Totalement original, sincère, d’une actualité, d’une précision d’écriture et d’observation remarquables, ce recueil de textes brefs touche au plus juste. En se mettant à nu, Hugo Boris parle de chacun de nous, de nos lâchetés et de nos malaises quotidiens, de nos éblouissements et, parfois, de nos héroïsmes.


Nathalie Skowronek est l’auteur de Karen et moi (Arléa, 2011), Max, en apparence (Arléa, 2013), La Shoah de Monsieur Durand (Gallimard, 2015) et Un monde sur mesure (Grasset, 2017).
​Depuis 2016, elle enseigne à l’Atelier des écritures contemporaines de La Cambre/École nationale supérieure des arts visuels. Elle anime également l’atelier d’écriture du club Antonin Artaud, un centre de jour pour adultes souffrant de difficultés psychologiques.

Suicide, assassinat, mort accidentelle ? Les circonstances de la mort de Véronique Verbruggen sur un sentier des Cévennes n’auraient pas valu plus de quelques lignes dans la presse si la victime n’avait pas été une éditrice reconnue. Deux hommes s’interrogent et partagent un même chagrin  : Daniel Meyer, son mari, ophtalmologue,  et Titus Séguier, son amant, cinéaste qui jusqu’au bout aura attendu qu’elle vienne partager sa vie.
Pour Daniel, rien n’est jamais venu troubler les vingt ans de vie commune avec sa femme, qu’il aime indéfectiblement. Quant à Titus, dépossédé de son amour, il hésite entre se taire par respect des convenances ou élever à Véronique un «testament amoureux» cinématographique, en poursuivant le projet entamé avec elle avant sa disparition.

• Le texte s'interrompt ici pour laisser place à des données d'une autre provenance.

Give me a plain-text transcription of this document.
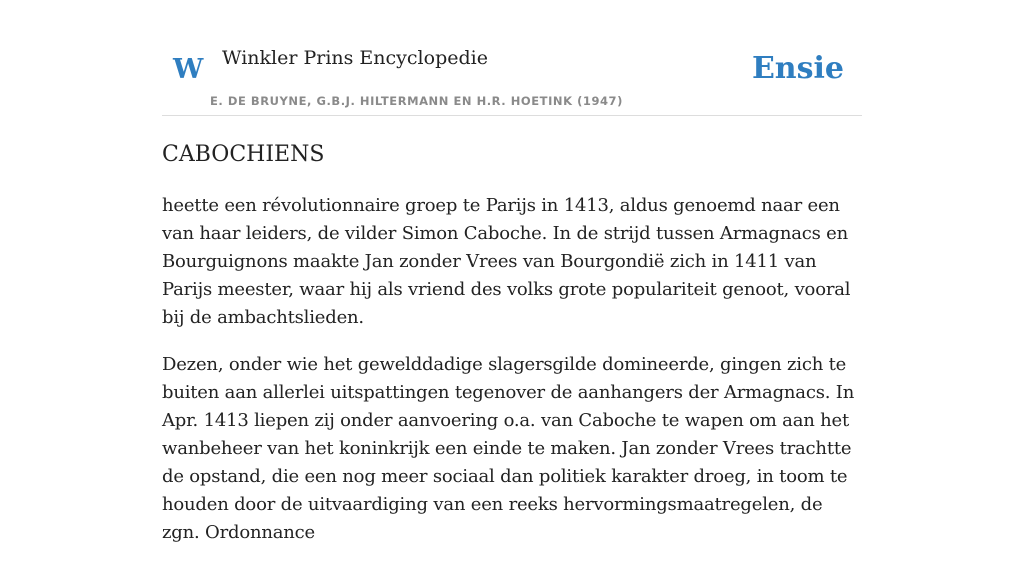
W Winkler Prins Encyclopedie
E. DE BRUYNE, G.B.J. HILTERMANN EN H.R. HOETINK (1947)
Ensie
CABOCHIENS

heette een révolutionnaire groep te Parijs in 1413, aldus genoemd naar een van haar leiders, de vilder Simon Caboche. In de strijd tussen Armagnacs en Bourguignons maakte Jan zonder Vrees van Bourgondië zich in 1411 van Parijs meester, waar hij als vriend des volks grote populariteit genoot, vooral bij de ambachtslieden.

Dezen, onder wie het gewelddadige slagersgilde domineerde, gingen zich te buiten aan allerlei uitspattingen tegenover de aanhangers der Armagnacs. In Apr. 1413 liepen zij onder aanvoering o.a. van Caboche te wapen om aan het wanbeheer van het koninkrijk een einde te maken. Jan zonder Vrees trachtte de opstand, die een nog meer sociaal dan politiek karakter droeg, in toom te houden door de uitvaardiging van een reeks hervormingsmaatregelen, de zgn. Ordonnance
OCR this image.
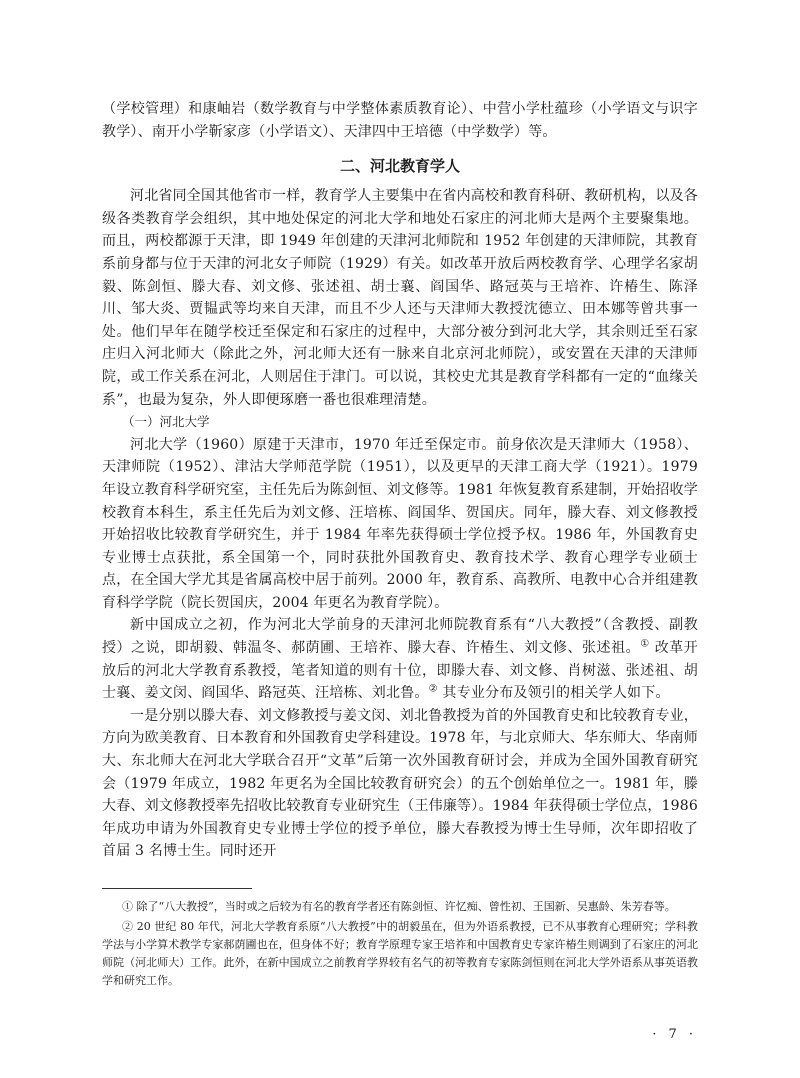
（学校管理）和康岫岩（数学教育与中学整体素质教育论）、中营小学杜蕴珍（小学语文与识字教学）、南开小学靳家彦（小学语文）、天津四中王培德（中学数学）等。

二、河北教育学人

河北省同全国其他省市一样，教育学人主要集中在省内高校和教育科研、教研机构，以及各级各类教育学会组织，其中地处保定的河北大学和地处石家庄的河北师大是两个主要聚集地。而且，两校都源于天津，即 1949 年创建的天津河北师院和 1952 年创建的天津师院，其教育系前身都与位于天津的河北女子师院（1929）有关。如改革开放后两校教育学、心理学名家胡毅、陈剑恒、滕大春、刘文修、张述祖、胡士襄、阎国华、路冠英与王培祚、许椿生、陈泽川、邹大炎、贾韫武等均来自天津，而且不少人还与天津师大教授沈德立、田本娜等曾共事一处。他们早年在随学校迁至保定和石家庄的过程中，大部分被分到河北大学，其余则迁至石家庄归入河北师大（除此之外，河北师大还有一脉来自北京河北师院），或安置在天津的天津师院，或工作关系在河北，人则居住于津门。可以说，其校史尤其是教育学科都有一定的“血缘关系”，也最为复杂，外人即便琢磨一番也很难理清楚。

（一）河北大学

河北大学（1960）原建于天津市，1970 年迁至保定市。前身依次是天津师大（1958）、天津师院（1952）、津沽大学师范学院（1951），以及更早的天津工商大学（1921）。1979 年设立教育科学研究室，主任先后为陈剑恒、刘文修等。1981 年恢复教育系建制，开始招收学校教育本科生，系主任先后为刘文修、汪培栋、阎国华、贺国庆。同年，滕大春、刘文修教授开始招收比较教育学研究生，并于 1984 年率先获得硕士学位授予权。1986 年，外国教育史专业博士点获批，系全国第一个，同时获批外国教育史、教育技术学、教育心理学专业硕士点，在全国大学尤其是省属高校中居于前列。2000 年，教育系、高教所、电教中心合并组建教育科学学院（院长贺国庆，2004 年更名为教育学院）。

新中国成立之初，作为河北大学前身的天津河北师院教育系有“八大教授”（含教授、副教授）之说，即胡毅、韩温冬、郝荫圃、王培祚、滕大春、许椿生、刘文修、张述祖。① 改革开放后的河北大学教育系教授，笔者知道的则有十位，即滕大春、刘文修、肖树滋、张述祖、胡士襄、姜文闵、阎国华、路冠英、汪培栋、刘北鲁。② 其专业分布及领引的相关学人如下。

一是分别以滕大春、刘文修教授与姜文闵、刘北鲁教授为首的外国教育史和比较教育专业，方向为欧美教育、日本教育和外国教育史学科建设。1978 年，与北京师大、华东师大、华南师大、东北师大在河北大学联合召开“文革”后第一次外国教育研讨会，并成为全国外国教育研究会（1979 年成立，1982 年更名为全国比较教育研究会）的五个创始单位之一。1981 年，滕大春、刘文修教授率先招收比较教育专业研究生（王伟廉等）。1984 年获得硕士学位点，1986 年成功申请为外国教育史专业博士学位的授予单位，滕大春教授为博士生导师，次年即招收了首届 3 名博士生。同时还开

① 除了“八大教授”，当时或之后较为有名的教育学者还有陈剑恒、许忆痴、曾性初、王国新、吴惠龄、朱芳春等。

② 20 世纪 80 年代，河北大学教育系原“八大教授”中的胡毅虽在，但为外语系教授，已不从事教育心理研究；学科教学法与小学算术教学专家郝荫圃也在，但身体不好；教育学原理专家王培祚和中国教育史专家许椿生则调到了石家庄的河北师院（河北师大）工作。此外，在新中国成立之前教育学界较有名气的初等教育专家陈剑恒则在河北大学外语系从事英语教学和研究工作。

· 7 ·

Il y a aussi Mina, la fille de Véronique, vingt et un ans, née d’un premier amour. Trop de sous-entendus, d’indices qui ne trouvent pas leur place dans le puzzle familial… Qui était cette mère dont les tourments se lisaient en filigrane ? Demander des éclaircissements à son beau-père serait si douloureux pour Daniel… Alors Mina remonte la trace de Titus Séguier. Elle découvre la complexité d’une mère écartelée, celle des sentiments, et comprend qu’on ne connait jamais tout à fait cet autre qui nous semblait si proche.
Derrière le vernis des apparences, le portrait bouleversant d’une femme qui ne pouvait pas choisir. Nathalie Skowronek dit avec une grande subtilité les différentes facettes de l’amour et comment si les époques changent, les écartèlements du cœur demeurent.